Os Jogos Olímpicos são apetecíveis para quem quer causar danos. Já assim foi em 1972, em Munique, quando houve o atentado à delegação israelita e, agora, todos os dias acontece qualquer coisa. Preocupa-nos não só o terrorismo e eventuais atentados, mas também a segurança de quem terá necessidade de sair da aldeia e ir à cidade. Ouvimos relatos de que a segurança não é a ideal, embora também haja notícias de que vão colocar militares a patrulhar as ruas para reforçar a segurança. Preocupam-nos os tumultos sociais, porque o país está a ferro e fogo. Se os resultados desportivos forem bons para o Brasil, sobretudo no futebol, as coisas podem andar um pouco mais calmas, mas se as coisas desportivamente não correrem bem e as pessoas virem o dinheiro que se tem gasto em infraestruturas, imagino que haja uma série de factores reunidos para que possa haver problemas.

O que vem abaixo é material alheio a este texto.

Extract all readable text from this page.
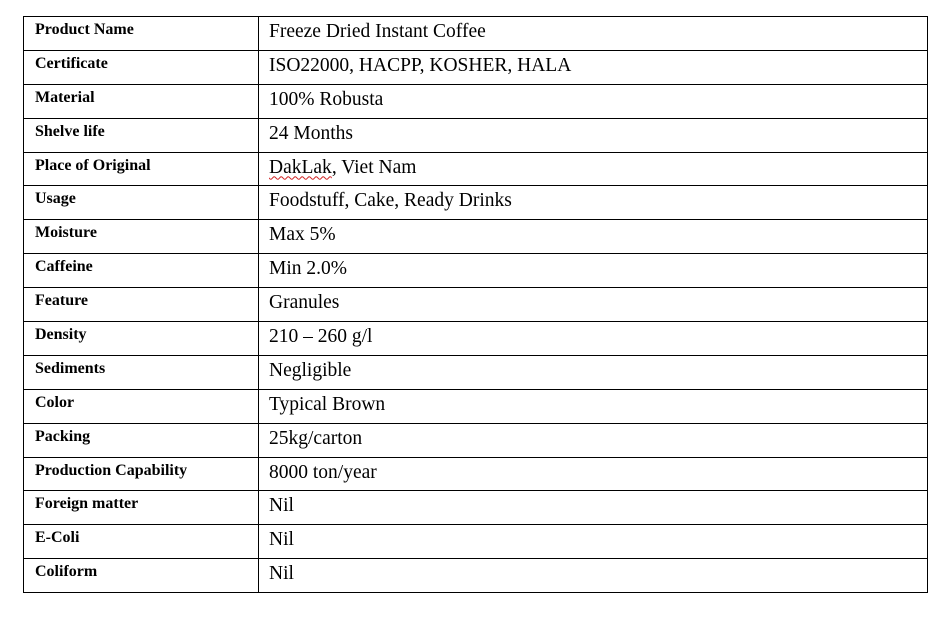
Product Name	Freeze Dried Instant Coffee
Certificate	ISO22000, HACPP, KOSHER, HALA
Material	100% Robusta
Shelve life	24 Months
Place of Original	DakLak, Viet Nam
Usage	Foodstuff, Cake, Ready Drinks
Moisture	Max 5%
Caffeine	Min 2.0%
Feature	Granules
Density	210 – 260 g/l
Sediments	Negligible
Color	Typical Brown
Packing	25kg/carton
Production Capability	8000 ton/year
Foreign matter	Nil
E-Coli	Nil
Coliform	Nil
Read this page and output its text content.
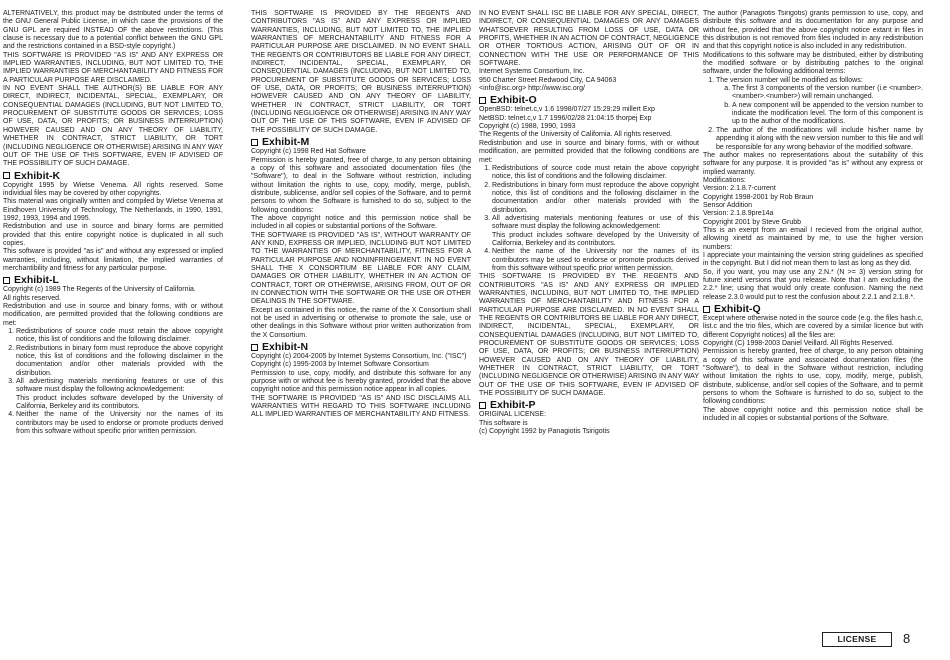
ALTERNATIVELY, this product may be distributed under the terms of the GNU General Public License, in which case the provisions of the GNU GPL are required INSTEAD OF the above restrictions. (This clause is necessary due to a potential conflict between the GNU GPL and the restrictions contained in a BSD-style copyright.)

THIS SOFTWARE IS PROVIDED "AS IS" AND ANY EXPRESS OR IMPLIED WARRANTIES, INCLUDING, BUT NOT LIMITED TO, THE IMPLIED WARRANTIES OF MERCHANTABILITY AND FITNESS FOR A PARTICULAR PURPOSE ARE DISCLAIMED.

IN NO EVENT SHALL THE AUTHOR(S) BE LIABLE FOR ANY DIRECT, INDIRECT, INCIDENTAL, SPECIAL, EXEMPLARY, OR CONSEQUENTIAL DAMAGES (INCLUDING, BUT NOT LIMITED TO, PROCUREMENT OF SUBSTITUTE GOODS OR SERVICES; LOSS OF USE, DATA, OR PROFITS; OR BUSINESS INTERRUPTION) HOWEVER CAUSED AND ON ANY THEORY OF LIABILITY, WHETHER IN CONTRACT, STRICT LIABILITY, OR TORT (INCLUDING NEGLIGENCE OR OTHERWISE) ARISING IN ANY WAY OUT OF THE USE OF THIS SOFTWARE, EVEN IF ADVISED OF THE POSSIBILITY OF SUCH DAMAGE.

Exhibit-K

Copyright 1995 by Wietse Venema. All rights reserved. Some individual files may be covered by other copyrights.

This material was originally written and compiled by Wietse Venema at Eindhoven University of Technology, The Netherlands, in 1990, 1991, 1992, 1993, 1994 and 1995.

Redistribution and use in source and binary forms are permitted provided that this entire copyright notice is duplicated in all such copies.

This software is provided "as is" and without any expressed or implied warranties, including, without limitation, the implied warranties of merchantibility and fitness for any particular purpose.

Exhibit-L

Copyright (c) 1989 The Regents of the University of California.

All rights reserved.

Redistribution and use in source and binary forms, with or without modification, are permitted provided that the following conditions are met:

1. Redistributions of source code must retain the above copyright notice, this list of conditions and the following disclaimer.
2. Redistributions in binary form must reproduce the above copyright notice, this list of conditions and the following disclaimer in the documentation and/or other materials provided with the distribution.
3. All advertising materials mentioning features or use of this software must display the following acknowledgement:
This product includes software developed by the University of California, Berkeley and its contributors.
4. Neither the name of the University nor the names of its contributors may be used to endorse or promote products derived from this software without specific prior written permission.

THIS SOFTWARE IS PROVIDED BY THE REGENTS AND CONTRIBUTORS "AS IS" AND ANY EXPRESS OR IMPLIED WARRANTIES, INCLUDING, BUT NOT LIMITED TO, THE IMPLIED WARRANTIES OF MERCHANTABILITY AND FITNESS FOR A PARTICULAR PURPOSE ARE DISCLAIMED. IN NO EVENT SHALL THE REGENTS OR CONTRIBUTORS BE LIABLE FOR ANY DIRECT, INDIRECT, INCIDENTAL, SPECIAL, EXEMPLARY, OR CONSEQUENTIAL DAMAGES (INCLUDING, BUT NOT LIMITED TO, PROCUREMENT OF SUBSTITUTE GOODS OR SERVICES; LOSS OF USE, DATA, OR PROFITS; OR BUSINESS INTERRUPTION) HOWEVER CAUSED AND ON ANY THEORY OF LIABILITY, WHETHER IN CONTRACT, STRICT LIABILITY, OR TORT (INCLUDING NEGLIGENCE OR OTHERWISE) ARISING IN ANY WAY OUT OF THE USE OF THIS SOFTWARE, EVEN IF ADVISED OF THE POSSIBILITY OF SUCH DAMAGE.

Exhibit-M

Copyright (c) 1998 Red Hat Software

Permission is hereby granted, free of charge, to any person obtaining a copy of this software and associated documentation files (the "Software"), to deal in the Software without restriction, including without limitation the rights to use, copy, modify, merge, publish, distribute, sublicense, and/or sell copies of the Software, and to permit persons to whom the Software is furnished to do so, subject to the following conditions:

The above copyright notice and this permission notice shall be included in all copies or substantial portions of the Software.

THE SOFTWARE IS PROVIDED "AS IS", WITHOUT WARRANTY OF ANY KIND, EXPRESS OR IMPLIED, INCLUDING BUT NOT LIMITED TO THE WARRANTIES OF MERCHANTABILITY, FITNESS FOR A PARTICULAR PURPOSE AND NONINFRINGEMENT. IN NO EVENT SHALL THE X CONSORTIUM BE LIABLE FOR ANY CLAIM, DAMAGES OR OTHER LIABILITY, WHETHER IN AN ACTION OF CONTRACT, TORT OR OTHERWISE, ARISING FROM, OUT OF OR IN CONNECTION WITH THE SOFTWARE OR THE USE OR OTHER DEALINGS IN THE SOFTWARE.

Except as contained in this notice, the name of the X Consortium shall not be used in advertising or otherwise to promote the sale, use or other dealings in this Software without prior written authorization from the X Consortium.

Exhibit-N

Copyright (c) 2004-2005 by Internet Systems Consortium, Inc. ("ISC")

Copyright (c) 1995-2003 by Internet Software Consortium

Permission to use, copy, modify, and distribute this software for any purpose with or without fee is hereby granted, provided that the above copyright notice and this permission notice appear in all copies.

THE SOFTWARE IS PROVIDED "AS IS" AND ISC DISCLAIMS ALL WARRANTIES WITH REGARD TO THIS SOFTWARE INCLUDING ALL IMPLIED WARRANTIES OF MERCHANTABILITY AND FITNESS.

IN NO EVENT SHALL ISC BE LIABLE FOR ANY SPECIAL, DIRECT, INDIRECT, OR CONSEQUENTIAL DAMAGES OR ANY DAMAGES WHATSOEVER RESULTING FROM LOSS OF USE, DATA OR PROFITS, WHETHER IN AN ACTION OF CONTRACT, NEGLIGENCE OR OTHER TORTIOUS ACTION, ARISING OUT OF OR IN CONNECTION WITH THE USE OR PERFORMANCE OF THIS SOFTWARE.

Internet Systems Consortium, Inc.

950 Charter Street Redwood City, CA 94063

<info@isc.org> http://www.isc.org/

Exhibit-O

OpenBSD: telnet.c,v 1.6 1998/07/27 15:29:29 millert Exp

NetBSD: telnet.c,v 1.7 1996/02/28 21:04:15 thorpej Exp

Copyright (c) 1988, 1990, 1993

The Regents of the University of California. All rights reserved.

Redistribution and use in source and binary forms, with or without modification, are permitted provided that the following conditions are met:

1. Redistributions of source code must retain the above copyright notice, this list of conditions and the following disclaimer.
2. Redistributions in binary form must reproduce the above copyright notice, this list of conditions and the following disclaimer in the documentation and/or other materials provided with the distribution.
3. All advertising materials mentioning features or use of this software must display the following acknowledgement:
This product includes software developed by the University of California, Berkeley and its contributors.
4. Neither the name of the University nor the names of its contributors may be used to endorse or promote products derived from this software without specific prior written permission.

THIS SOFTWARE IS PROVIDED BY THE REGENTS AND CONTRIBUTORS "AS IS" AND ANY EXPRESS OR IMPLIED WARRANTIES, INCLUDING, BUT NOT LIMITED TO, THE IMPLIED WARRANTIES OF MERCHANTABILITY AND FITNESS FOR A PARTICULAR PURPOSE ARE DISCLAIMED. IN NO EVENT SHALL THE REGENTS OR CONTRIBUTORS BE LIABLE FOR ANY DIRECT, INDIRECT, INCIDENTAL, SPECIAL, EXEMPLARY, OR CONSEQUENTIAL DAMAGES (INCLUDING, BUT NOT LIMITED TO, PROCUREMENT OF SUBSTITUTE GOODS OR SERVICES; LOSS OF USE, DATA, OR PROFITS; OR BUSINESS INTERRUPTION) HOWEVER CAUSED AND ON ANY THEORY OF LIABILITY, WHETHER IN CONTRACT, STRICT LIABILITY, OR TORT (INCLUDING NEGLIGENCE OR OTHERWISE) ARISING IN ANY WAY OUT OF THE USE OF THIS SOFTWARE, EVEN IF ADVISED OF THE POSSIBILITY OF SUCH DAMAGE.

Exhibit-P

ORIGINAL LICENSE:

This software is

(c) Copyright 1992 by Panagiotis Tsirigotis

The author (Panagiotis Tsirigotis) grants permission to use, copy, and distribute this software and its documentation for any purpose and without fee, provided that the above copyright notice extant in files in this distribution is not removed from files included in any redistribution and that this copyright notice is also included in any redistribution.

Modifications to this software may be distributed, either by distributing the modified software or by distributing patches to the original software, under the following additional terms:

1. The version number will be modified as follows:
a. The first 3 components of the version number (i.e <number>.<number>.<number>) will remain unchanged.
b. A new component will be appended to the version number to indicate the modification level. The form of this component is up to the author of the modifications.
2. The author of the modifications will include his/her name by appending it along with the new version number to this file and will be responsible for any wrong behavior of the modified software.

The author makes no representations about the suitability of this software for any purpose. It is provided "as is" without any express or implied warranty.

Modifications:

Version: 2.1.8.7-current

Copyright 1998-2001 by Rob Braun

Sensor Addition

Version: 2.1.8.9pre14a

Copyright 2001 by Steve Grubb

This is an exerpt from an email I recieved from the original author, allowing xinetd as maintained by me, to use the higher version numbers:

I appreciate your maintaining the version string guidelines as specified in the copyright. But I did not mean them to last as long as they did.

So, if you want, you may use any 2.N.* (N >= 3) version string for future xinetd versions that you release. Note that I am excluding the 2.2.* line; using that would only create confusion. Naming the next release 2.3.0 would put to rest the confusion about 2.2.1 and 2.1.8.*.

Exhibit-Q

Except where otherwise noted in the source code (e.g. the files hash.c, list.c and the trio files, which are covered by a similar licence but with different Copyright notices) all the files are:

Copyright (C) 1998-2003 Daniel Veillard. All Rights Reserved.

Permission is hereby granted, free of charge, to any person obtaining a copy of this software and associated documentation files (the "Software"), to deal in the Software without restriction, including without limitation the rights to use, copy, modify, merge, publish, distribute, sublicense, and/or sell copies of the Software, and to permit persons to whom the Software is furnished to do so, subject to the following conditions:

The above copyright notice and this permission notice shall be included in all copies or substantial portions of the Software.

LICENSE	8
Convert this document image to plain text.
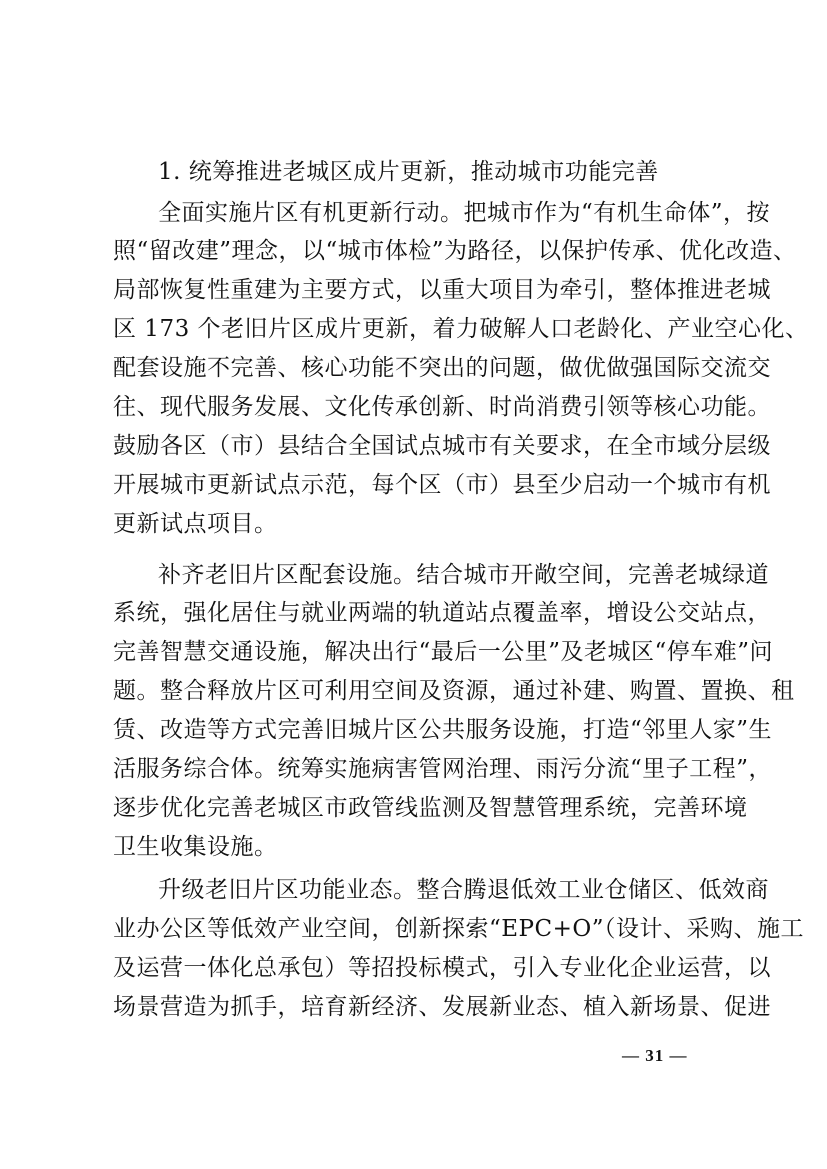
1. 统筹推进老城区成片更新，推动城市功能完善
全面实施片区有机更新行动。把城市作为“有机生命体”，按
照“留改建”理念，以“城市体检”为路径，以保护传承、优化改造、
局部恢复性重建为主要方式，以重大项目为牵引，整体推进老城
区 173 个老旧片区成片更新，着力破解人口老龄化、产业空心化、
配套设施不完善、核心功能不突出的问题，做优做强国际交流交
往、现代服务发展、文化传承创新、时尚消费引领等核心功能。
鼓励各区（市）县结合全国试点城市有关要求，在全市域分层级
开展城市更新试点示范，每个区（市）县至少启动一个城市有机
更新试点项目。
补齐老旧片区配套设施。结合城市开敞空间，完善老城绿道
系统，强化居住与就业两端的轨道站点覆盖率，增设公交站点，
完善智慧交通设施，解决出行“最后一公里”及老城区“停车难”问
题。整合释放片区可利用空间及资源，通过补建、购置、置换、租
赁、改造等方式完善旧城片区公共服务设施，打造“邻里人家”生
活服务综合体。统筹实施病害管网治理、雨污分流“里子工程”，
逐步优化完善老城区市政管线监测及智慧管理系统，完善环境
卫生收集设施。
升级老旧片区功能业态。整合腾退低效工业仓储区、低效商
业办公区等低效产业空间，创新探索“EPC+O”（设计、采购、施工
及运营一体化总承包）等招投标模式，引入专业化企业运营，以
场景营造为抓手，培育新经济、发展新业态、植入新场景、促进
— 31 —
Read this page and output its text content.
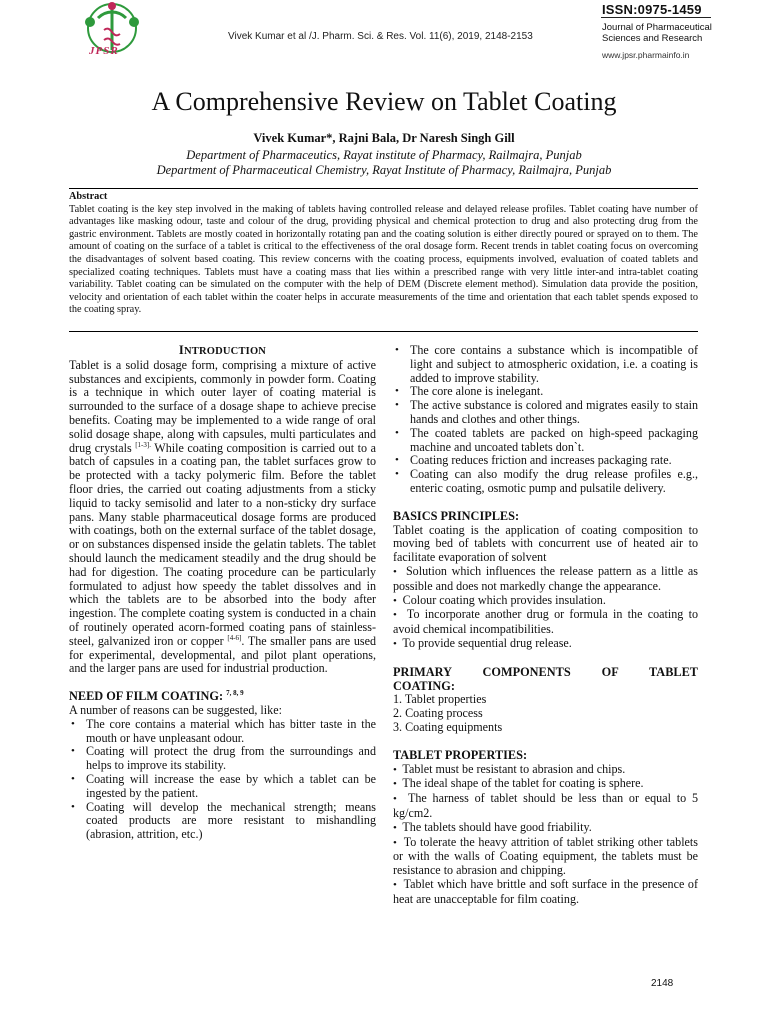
JPSR
Vivek Kumar et al /J. Pharm. Sci. & Res. Vol. 11(6), 2019, 2148-2153
ISSN:0975-1459
Journal of Pharmaceutical
Sciences and Research
www.jpsr.pharmainfo.in
A Comprehensive Review on Tablet Coating
Vivek Kumar*, Rajni Bala, Dr Naresh Singh Gill
Department of Pharmaceutics, Rayat institute of Pharmacy, Railmajra, Punjab
Department of Pharmaceutical Chemistry, Rayat Institute of Pharmacy, Railmajra, Punjab
Abstract
Tablet coating is the key step involved in the making of tablets having controlled release and delayed release profiles. Tablet coating have number of advantages like masking odour, taste and colour of the drug, providing physical and chemical protection to drug and also protecting drug from the gastric environment. Tablets are mostly coated in horizontally rotating pan and the coating solution is either directly poured or sprayed on to them. The amount of coating on the surface of a tablet is critical to the effectiveness of the oral dosage form. Recent trends in tablet coating focus on overcoming the disadvantages of solvent based coating. This review concerns with the coating process, equipments involved, evaluation of coated tablets and specialized coating techniques. Tablets must have a coating mass that lies within a prescribed range with very little inter-and intra-tablet coating variability. Tablet coating can be simulated on the computer with the help of DEM (Discrete element method). Simulation data provide the position, velocity and orientation of each tablet within the coater helps in accurate measurements of the time and orientation that each tablet spends exposed to the coating spray.
INTRODUCTION

Tablet is a solid dosage form, comprising a mixture of active substances and excipients, commonly in powder form. Coating is a technique in which outer layer of coating material is surrounded to the surface of a dosage shape to achieve precise benefits. Coating may be implemented to a wide range of oral solid dosage shape, along with capsules, multi particulates and drug crystals $^{[1-3].}$ While coating composition is carried out to a batch of capsules in a coating pan, the tablet surfaces grow to be protected with a tacky polymeric film. Before the tablet floor dries, the carried out coating adjustments from a sticky liquid to tacky semisolid and later to a non-sticky dry surface pans. Many stable pharmaceutical dosage forms are produced with coatings, both on the external surface of the tablet dosage, or on substances dispensed inside the gelatin tablets. The tablet should launch the medicament steadily and the drug should be had for digestion. The coating procedure can be particularly formulated to adjust how speedy the tablet dissolves and in which the tablets are to be absorbed into the body after ingestion. The complete coating system is conducted in a chain of routinely operated acorn-formed coating pans of stainless-steel, galvanized iron or copper [4-6]. The smaller pans are used for experimental, developmental, and pilot plant operations, and the larger pans are used for industrial production.

NEED OF FILM COATING: $^{7, 8, 9}$

A number of reasons can be suggested, like:

• The core contains a material which has bitter taste in the mouth or have unpleasant odour.
• Coating will protect the drug from the surroundings and helps to improve its stability.
• Coating will increase the ease by which a tablet can be ingested by the patient.
• Coating will develop the mechanical strength; means coated products are more resistant to mishandling (abrasion, attrition, etc.)
• The core contains a substance which is incompatible of light and subject to atmospheric oxidation, i.e. a coating is added to improve stability.
• The core alone is inelegant.
• The active substance is colored and migrates easily to stain hands and clothes and other things.
• The coated tablets are packed on high-speed packaging machine and uncoated tablets don`t.
• Coating reduces friction and increases packaging rate.
• Coating can also modify the drug release profiles e.g., enteric coating, osmotic pump and pulsatile delivery.
BASICS PRINCIPLES:

Tablet coating is the application of coating composition to moving bed of tablets with concurrent use of heated air to facilitate evaporation of solvent

• Solution which influences the release pattern as a little as possible and does not markedly change the appearance.
• Colour coating which provides insulation.
• To incorporate another drug or formula in the coating to avoid chemical incompatibilities.
• To provide sequential drug release.
PRIMARY COMPONENTS OF TABLET
COATING:
1. Tablet properties
2. Coating process
3. Coating equipments
TABLET PROPERTIES:
• Tablet must be resistant to abrasion and chips.
• The ideal shape of the tablet for coating is sphere.
• The harness of tablet should be less than or equal to 5 kg/cm2.
• The tablets should have good friability.
• To tolerate the heavy attrition of tablet striking other tablets or with the walls of Coating equipment, the tablets must be resistance to abrasion and chipping.
• Tablet which have brittle and soft surface in the presence of heat are unacceptable for film coating.
2148
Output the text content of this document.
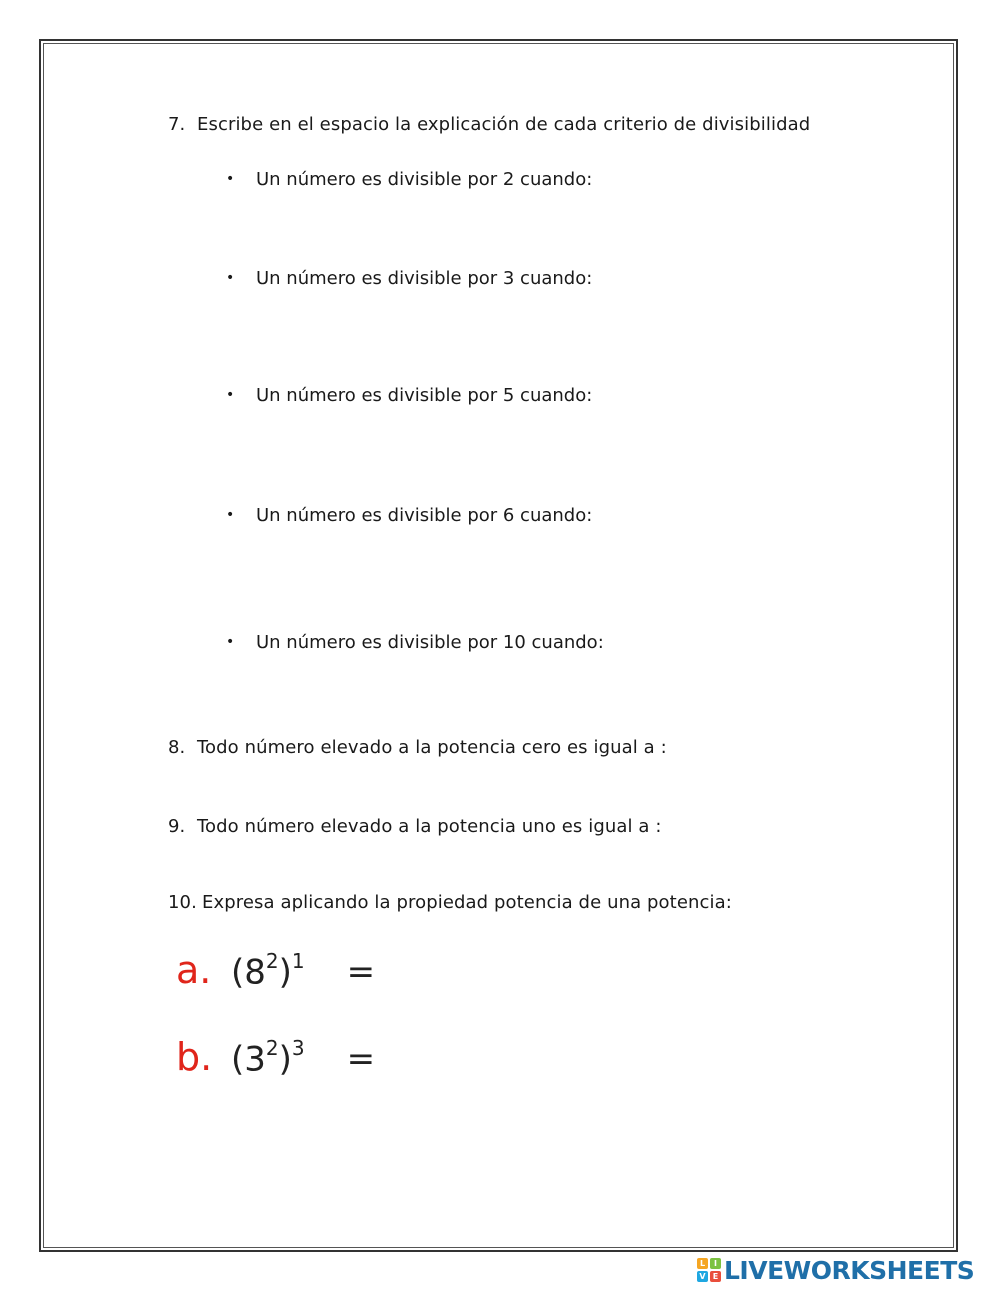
7. Escribe en el espacio la explicación de cada criterio de divisibilidad
• Un número es divisible por 2 cuando:
• Un número es divisible por 3 cuando:
• Un número es divisible por 5 cuando:
• Un número es divisible por 6 cuando:
• Un número es divisible por 10 cuando:
8. Todo número elevado a la potencia cero es igual a :
9. Todo número elevado a la potencia uno es igual a :
10. Expresa aplicando la propiedad potencia de una potencia:
a. $(8^2)^1$ =
b. $(3^2)^3$ =
L	I
V E LIVEWORKSHEETS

Recentemente, Portugal obteve bons resultados desportivos em várias modalidades. O que seria um bom resultado nos Jogos Olímpicos?

Há muita gente que vai aos Jogos Olímpicos com ambição de ganhar medalhas. Os concursos, os lançamentos e os saltos são as provas mais apertadas em termos de qualificação e têm entre 30 a 35 participantes. Destes, só dez ou 12 têm esperança de ganhar medalhas e só três as vão ganhar. Se calhar, há 80% que tem ambição de ficar entre os 12 primeiros e passar à final e há muito poucos que vão sem ambição de serem semi-finalistas. Aliás, às vezes passa-se uma mensagem que a malta vai lá passar férias. É mesmo um discurso de quem não faz a mínima ideia do que é um atleta preparar-se para os Jogos. Não há ninguém que esteja ali e não dê 200%. Há atletas que podem aspirar a pódio, sobretudo no sector feminino e temos alguns atletas nos concursos que podem aspirar a finais e eventualmente lutar por medalhas. O campeão olímpico Nelson Évora vai com o objectivo de conquistar uma medalha no Brasil. É verdade que estamos numa boa onda, as coisas têm corrido bem ao desporto português, e pode ser que esta mentalidade passe para os Jogos e que haja bons resultados.

E para a Irina Rodrigues, que treina há vários anos?

Um resultado que nos satisfaria era ser semi-finalista, ficar entre as 16 primeiras. As 12 primeiras passam à final. Sei que a Irina tem valor para ficar entre a final e um lugar de semi-finalista, mas também sei que das cerca de 30 atletas que vão participar todas têm essa possibilidade. Mais uma vez vai ser muito difícil e é importante estar num dia sim: chegar lá e competir bem. A Irina tem tido boas presenças em provas internacionais, que têm oscilado com outras menos positivas. Este ano preparou-se como nunca para competir internacionalmente e espero que 15 de Agosto seja o dia dela, sabendo que um metro mais à frente ou um metro mais atrás pode significar a diferença de dez ou 12 lugares. Para já, estou muito satisfeito com a forma como se preparou e empenhou.

Um treinador também chora nos momentos das desilusões?

Muitas vezes. Nos momentos em que ficamos muito desapontados é impossível não chorar. Trabalhamos muito, durante muitos dias e muitas horas e esperamos sempre que as coisas nos corram bem, mas sabemos que, num nível destes, entre o sucesso e o insucesso há uma barreira muito estreita. O momento mais triste que tive na minha carreira foi em 2002 no Campeonato da Europa de Munique, quando a Vânia Silva tinha a quarta marca da Europa antes da prova começar. Era uma clara favorita aos lugares cimeiros. Depois de dois lançamentos menos conseguidos na qualificação, passou a marca para ir à final. Mas depois do martelo cair, após a linha de qualificação, desequilibrou-se e, apesar das tentativas para se equilibrar, não conseguiu e deu um passo em frente. O lançamento foi nulo. Há pessoas que dizem que não há sorte nem azar, mas não há campeão sem sorte.